Hrist s'était approchée sans se presser, en marchant comme si elle avait anticipé le chemin du monstre pour le frapper d'un grand coup ascendant sur le flanc, la bête ne bronchait pas mais il fallait essayer autre chose, elle n'avait pas l'air de se fatiguer, si ça ressemblait pour l'instant à un rodéo de vachette à la Kermesse de Tulorim, je ne voulais pas voir un de mes compagnons se faire piétiner par ce satané prédateur. De toutes façons, dans cette forêt; Hrist et moi étions les pires garces et les plus dangereuses prédatrices, on n'allait pas se laisser intimider.
" Empalons la bête avec la magie ! " Avais-je dit à ma jumelle en lui caressant l'épaule. Comme à Keresztur, comme au bon vieux temps où en maître, nous régnions sur nos terres. Des pals dressés par les bourreaux au matin, le soleil du midi qui affûtait leur pointe cruelle, les mouches du soir qui dansaient avec les corbeaux qui se repaissaient des corps au soir. Quel beau paysage, quel poème, quelle poétesse et nous avions de quoi donner vie à ce poème. Ensemble nous tendions nos mains vers la créature, priant peut être secrètement pour que San-Goru soit épargné par les pals ou quoi que la magie de ce monde accepte de créer.
Mais celle-ci ne se montra pas capricieuse, elle entendit notre appel et de nombreux pieux créés par on ne savait trop quoi sortaient de terre, moitiés rêve et moitié rage pour pourfendre l'animal de toute part sans blesser ceux qui se trouvaient autour. L'animal ainsi bloqué n'était pas mort pour autant, il poussait un long râle qui se ponctuait par une respiration rauque et saccadée. Hrist fut la première à approcher la bête, elle tendit la main sur la gueule terrible de l'animal qui aurait pu la déchiqueter sans mal si elle n'était pas ainsi entravée, je sentais un frisson me parcourir. Hrist tendit alors la main devant l'oeil du monstre et invoqua de nouveau sa lame qui apparût, perforant l'oeil et plongeant sa pointe dans le cerveau de la bête. Elle expira pour de bon, laissant planer un silence d'abord interrompu par les souffles que nos oreilles daignaient entendre de nouveau, comme si le monde s'était arrêté de respirer autour de nous.
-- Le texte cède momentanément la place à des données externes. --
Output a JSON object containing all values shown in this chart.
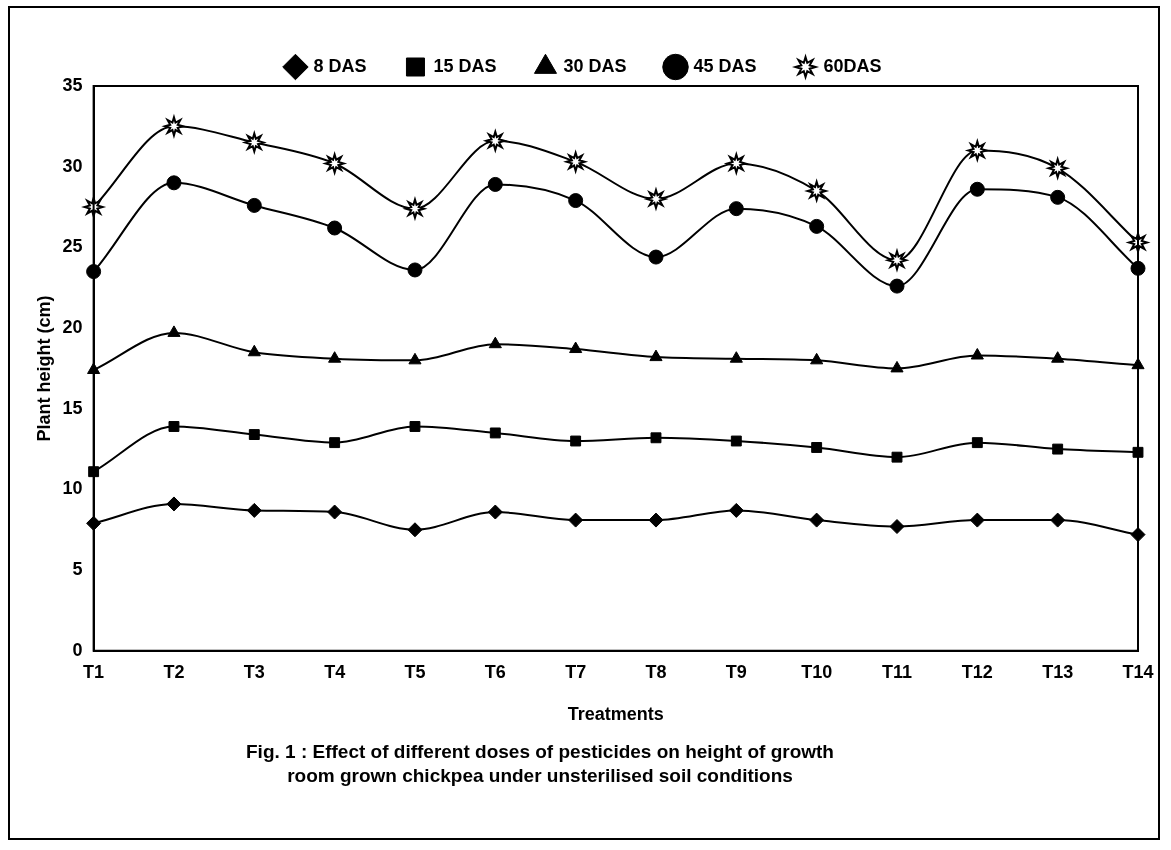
{
  "chart_data": {
    "type": "line",
    "title": "Fig. 1 : Effect of different doses of pesticides on height of growth room grown chickpea under unsterilised soil conditions",
    "xlabel": "Treatments",
    "ylabel": "Plant height (cm)",
    "categories": [
      "T1",
      "T2",
      "T3",
      "T4",
      "T5",
      "T6",
      "T7",
      "T8",
      "T9",
      "T10",
      "T11",
      "T12",
      "T13",
      "T14"
    ],
    "series": [
      {
        "name": "8 DAS",
        "color": "#000000",
        "marker": "diamond",
        "values": [
          7.9,
          9.1,
          8.7,
          8.6,
          7.5,
          8.6,
          8.1,
          8.1,
          8.7,
          8.1,
          7.7,
          8.1,
          8.1,
          7.2
        ]
      },
      {
        "name": "15 DAS",
        "color": "#000000",
        "marker": "square",
        "values": [
          11.1,
          13.9,
          13.4,
          12.9,
          13.9,
          13.5,
          13.0,
          13.2,
          13.0,
          12.6,
          12.0,
          12.9,
          12.5,
          12.3
        ]
      },
      {
        "name": "30 DAS",
        "color": "#000000",
        "marker": "triangle",
        "values": [
          17.4,
          19.7,
          18.5,
          18.1,
          18.0,
          19.0,
          18.7,
          18.2,
          18.1,
          18.0,
          17.5,
          18.3,
          18.1,
          17.7
        ]
      },
      {
        "name": "45 DAS",
        "color": "#000000",
        "marker": "circle",
        "values": [
          23.5,
          29.0,
          27.6,
          26.2,
          23.6,
          28.9,
          27.9,
          24.4,
          27.4,
          26.3,
          22.6,
          28.6,
          28.1,
          23.7
        ]
      },
      {
        "name": "60DAS",
        "color": "#000000",
        "marker": "star",
        "values": [
          27.5,
          32.5,
          31.5,
          30.2,
          27.4,
          31.6,
          30.3,
          28.0,
          30.2,
          28.5,
          24.2,
          31.0,
          29.9,
          25.3
        ]
      }
    ],
    "ylim": [
      0,
      35
    ],
    "yticks": [
      0,
      5,
      10,
      15,
      20,
      25,
      30,
      35
    ],
    "grid": false,
    "legend": "top",
    "line_style": "solid"
  }
}
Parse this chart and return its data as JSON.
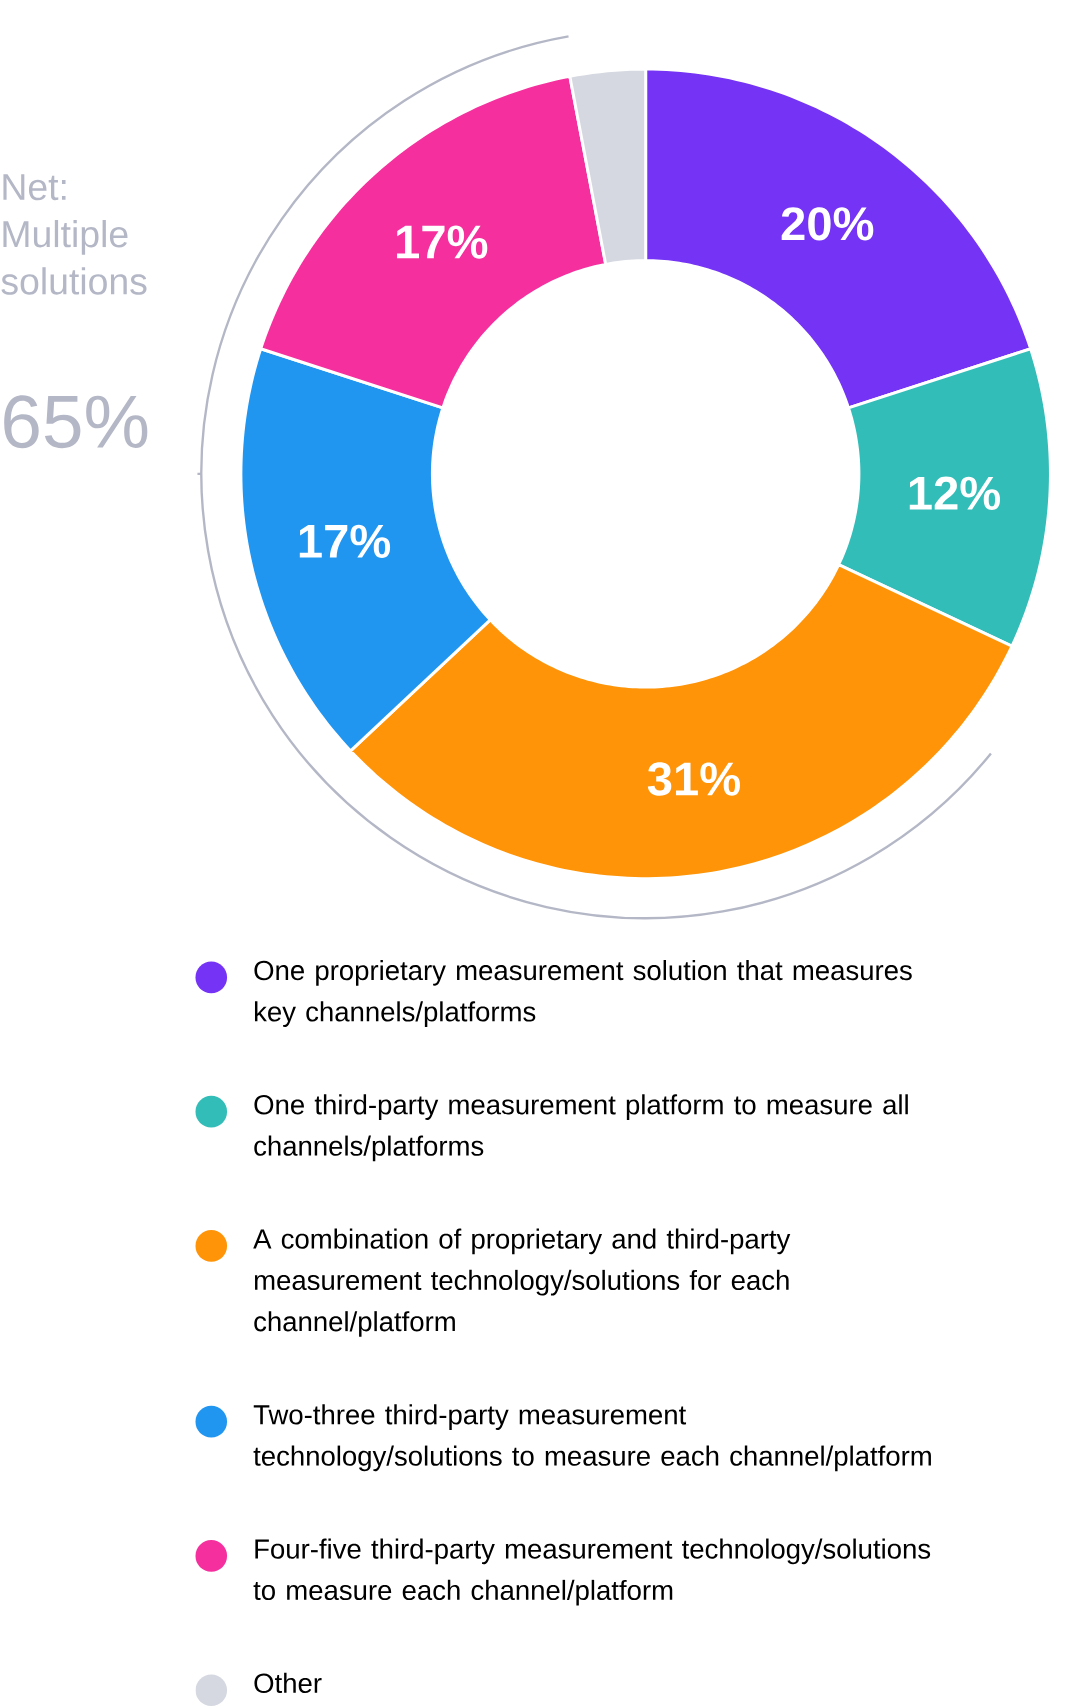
{
  "chart_data": {
    "type": "donut",
    "categories": [
      "One proprietary measurement solution that measures key channels/platforms",
      "One third-party measurement platform to measure all channels/platforms",
      "A combination of proprietary and third-party measurement technology/solutions for each channel/platform",
      "Two-three third-party measurement technology/solutions to measure each channel/platform",
      "Four-five third-party measurement technology/solutions to measure each channel/platform",
      "Other"
    ],
    "values": [
      20,
      12,
      31,
      17,
      17,
      3
    ],
    "colors": [
      "#7533f5",
      "#33bdb8",
      "#ff9408",
      "#2196f0",
      "#f5309e",
      "#d5d8e0"
    ],
    "value_labels": [
      "20%",
      "12%",
      "31%",
      "17%",
      "17%",
      null
    ],
    "annotations": [
      "Net: Multiple solutions",
      "65%"
    ],
    "legend": "bottom"
  }
}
Ensuite, les premières questions, d'abord si nos compagnons n'avaient rien puis ensuite la surprise de Xël, qu'est-ce qui provoquait l'apparition de ma jumelle. Si ce phénomène était nouveau et surtout, plus précisément à Hrist, qui était la femme en violet à la longue chevelure noire et aux yeux d'un violet électrique.
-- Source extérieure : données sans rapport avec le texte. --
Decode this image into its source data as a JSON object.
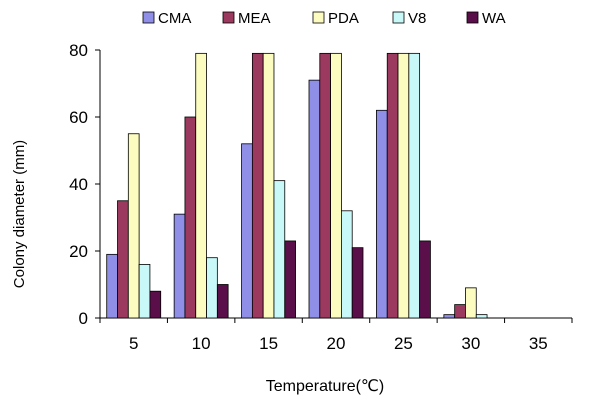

" Bah c'est ma jumeeelle. C'est pour ça que je ne pou... qu'ON ne pouvait pas rester avec le groupe. La vilaine Shaakte aboyait trop et... bah faut pas trop nous embêter tout de même. Pas vrai gros pépère ? " Disais-je en claquant violement l'arrière du crâne de la bête. J'avoue volontiers que si celle-ci s'était réveillée par ma claque, je me serais sentie bien conne.
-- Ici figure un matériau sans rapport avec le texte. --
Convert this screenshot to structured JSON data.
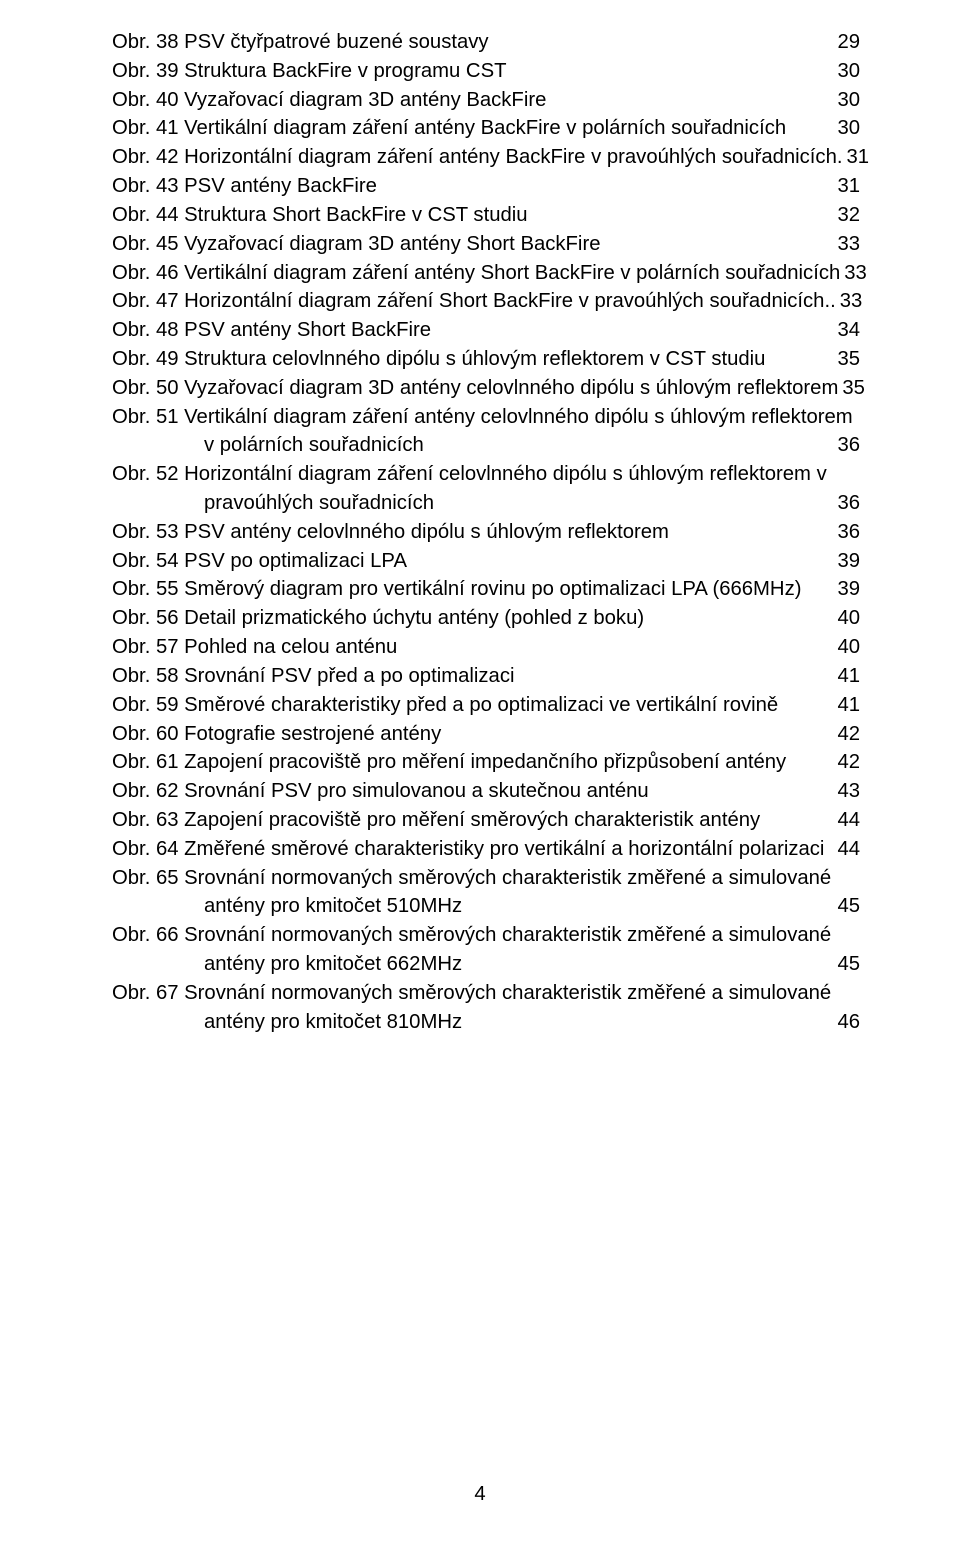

Hrist entamait la macabre récolte, après tout, c'était elle qui avait tué la beyte, elle pouvait bien en faire ce qu'elle voulait.
Nous avions récolté un petit trophée, le bec, quelques plumes, deux trois griffes tranchantes. Hrist me les confiant, observait avec moi Xël qui, imperturbable avait monté le campement sous nos moqueries sans jamais trésailler. J'étais contente de notre synergie, nous avions presque quelque chose qui se rapprochait d'une famille, celle que j'avais connu jadis avec mes soeurs. Cette pensée aurait pu me faire couler une larme mais j'étais trop heureuse.
Les personnes que j'avais perdue, certes me manquaient, il fallait aller de l'avant quant bien même le poids des morts paraît lourd à porter. Les jours passaient sans alléger ma peine, j'avais été triste, amère, confuse et déconfite le plus souvent. Les plus chers me manquaient quant bien même j'avais essayé de me convaincre de l'inverse, je m'étais rendue compte trop tard. Le coeur avait accepté plus tard ce que la raison attendait de lui, il fallait soulager son âme, se nourrir de bonne chose, vivre pour le bien sans s'entériner dangereusement dans la misère et la tristesse.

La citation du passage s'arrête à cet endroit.